I'm throwing around the idea of trying to find a Humminbird 755 or 785 (Chartplotter not plotter/finder combo) to use as the nagivational tool alone and then relying on my 7998HD just for the imaging/fishfinder. Also if it matters I would prob only be using it for inland lakes of Ohio/KY and St Clair.

What's peoples take on this? How many of you do this?


----------



## Bad Bub (Jan 17, 2006)

I don't do this just based on affordability and mounting space, but is a very popular set up on the pro tours. Now that most of the newer glass boats are designed to flush mount the larger electronics, they will use the flush mount for mapping alone and put another unit on a ram mount beside the console to run sonar/side scan/ down scan on a 3 way slit screen set-up.
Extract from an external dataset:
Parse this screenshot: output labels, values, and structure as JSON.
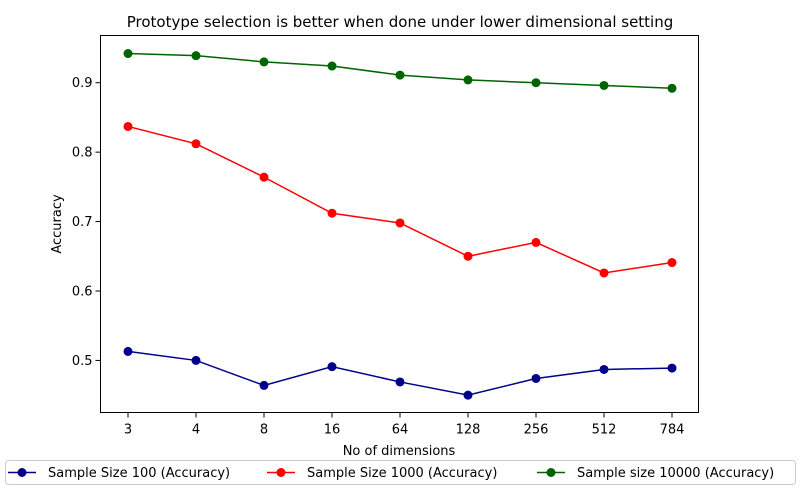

If I had the means i'd do the same thing.

Outdoor Hub mobile, the outdoor information engine


----------



## sherman51 (Apr 12, 2011)

i think what your doing is a great idea. i have a combo unit myself right now. but if and when i upgrade i plan to go back to two units. i just dont like sharing my screen with both. i have even thought about finding another unit just like what i have, then use one for my fishfinder and the other one for my gps. but thats alot of money i could spend on gas to go fishing. but if one side ever quits, look out,LOL.
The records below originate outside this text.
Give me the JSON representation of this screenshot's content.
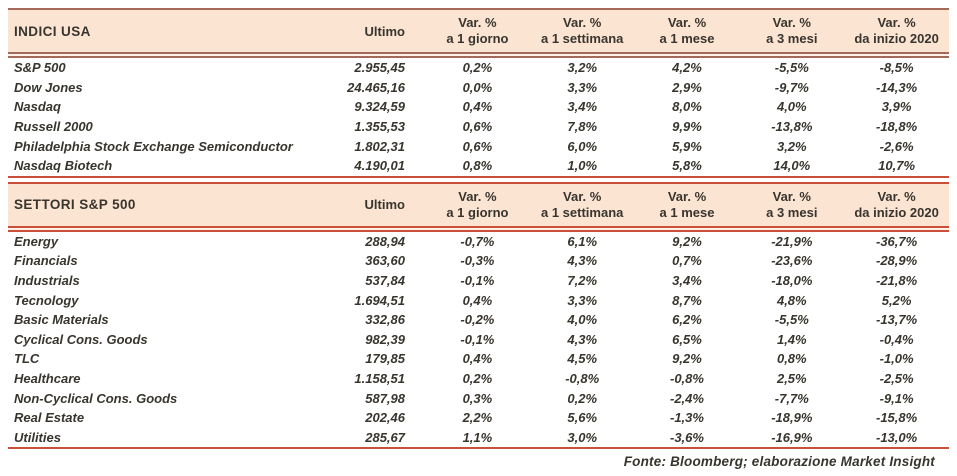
{
  "colors": {
    "band_bg": "#fce4d3",
    "muted_line": "#a5695a",
    "bright_line": "#ca4f38",
    "text": "#38352e",
    "page_bg": "#ffffff"
  },
  "columns": {
    "ultimo": "Ultimo",
    "var_cols": [
      {
        "line1": "Var. %",
        "line2": "a 1 giorno"
      },
      {
        "line1": "Var. %",
        "line2": "a 1 settimana"
      },
      {
        "line1": "Var. %",
        "line2": "a 1 mese"
      },
      {
        "line1": "Var. %",
        "line2": "a 3 mesi"
      },
      {
        "line1": "Var. %",
        "line2": "da inizio 2020"
      }
    ]
  },
  "tables": [
    {
      "title": "INDICI USA",
      "rows": [
        {
          "name": "S&P 500",
          "ultimo": "2.955,45",
          "vars": [
            "0,2%",
            "3,2%",
            "4,2%",
            "-5,5%",
            "-8,5%"
          ]
        },
        {
          "name": "Dow Jones",
          "ultimo": "24.465,16",
          "vars": [
            "0,0%",
            "3,3%",
            "2,9%",
            "-9,7%",
            "-14,3%"
          ]
        },
        {
          "name": "Nasdaq",
          "ultimo": "9.324,59",
          "vars": [
            "0,4%",
            "3,4%",
            "8,0%",
            "4,0%",
            "3,9%"
          ]
        },
        {
          "name": "Russell 2000",
          "ultimo": "1.355,53",
          "vars": [
            "0,6%",
            "7,8%",
            "9,9%",
            "-13,8%",
            "-18,8%"
          ]
        },
        {
          "name": "Philadelphia Stock Exchange Semiconductor",
          "ultimo": "1.802,31",
          "vars": [
            "0,6%",
            "6,0%",
            "5,9%",
            "3,2%",
            "-2,6%"
          ]
        },
        {
          "name": "Nasdaq Biotech",
          "ultimo": "4.190,01",
          "vars": [
            "0,8%",
            "1,0%",
            "5,8%",
            "14,0%",
            "10,7%"
          ]
        }
      ]
    },
    {
      "title": "SETTORI S&P 500",
      "rows": [
        {
          "name": "Energy",
          "ultimo": "288,94",
          "vars": [
            "-0,7%",
            "6,1%",
            "9,2%",
            "-21,9%",
            "-36,7%"
          ]
        },
        {
          "name": "Financials",
          "ultimo": "363,60",
          "vars": [
            "-0,3%",
            "4,3%",
            "0,7%",
            "-23,6%",
            "-28,9%"
          ]
        },
        {
          "name": "Industrials",
          "ultimo": "537,84",
          "vars": [
            "-0,1%",
            "7,2%",
            "3,4%",
            "-18,0%",
            "-21,8%"
          ]
        },
        {
          "name": "Tecnology",
          "ultimo": "1.694,51",
          "vars": [
            "0,4%",
            "3,3%",
            "8,7%",
            "4,8%",
            "5,2%"
          ]
        },
        {
          "name": "Basic Materials",
          "ultimo": "332,86",
          "vars": [
            "-0,2%",
            "4,0%",
            "6,2%",
            "-5,5%",
            "-13,7%"
          ]
        },
        {
          "name": "Cyclical Cons. Goods",
          "ultimo": "982,39",
          "vars": [
            "-0,1%",
            "4,3%",
            "6,5%",
            "1,4%",
            "-0,4%"
          ]
        },
        {
          "name": "TLC",
          "ultimo": "179,85",
          "vars": [
            "0,4%",
            "4,5%",
            "9,2%",
            "0,8%",
            "-1,0%"
          ]
        },
        {
          "name": "Healthcare",
          "ultimo": "1.158,51",
          "vars": [
            "0,2%",
            "-0,8%",
            "-0,8%",
            "2,5%",
            "-2,5%"
          ]
        },
        {
          "name": "Non-Cyclical Cons. Goods",
          "ultimo": "587,98",
          "vars": [
            "0,3%",
            "0,2%",
            "-2,4%",
            "-7,7%",
            "-9,1%"
          ]
        },
        {
          "name": "Real Estate",
          "ultimo": "202,46",
          "vars": [
            "2,2%",
            "5,6%",
            "-1,3%",
            "-18,9%",
            "-15,8%"
          ]
        },
        {
          "name": "Utilities",
          "ultimo": "285,67",
          "vars": [
            "1,1%",
            "3,0%",
            "-3,6%",
            "-16,9%",
            "-13,0%"
          ]
        }
      ]
    }
  ],
  "footer": {
    "text": "Fonte: Bloomberg; elaborazione Market Insight"
  }
}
another thing about the combo units. i know it dont happen often, but if your gps quits and you send it in for repairs, you also lose your depthfinder. i can usely fish erie to some extent with my depthfinder as long as i know i am in the depth where there catching fish i can usely catch a few. or if my depthfinder brakes i lose my gps also. just my opinion.
sherman


----------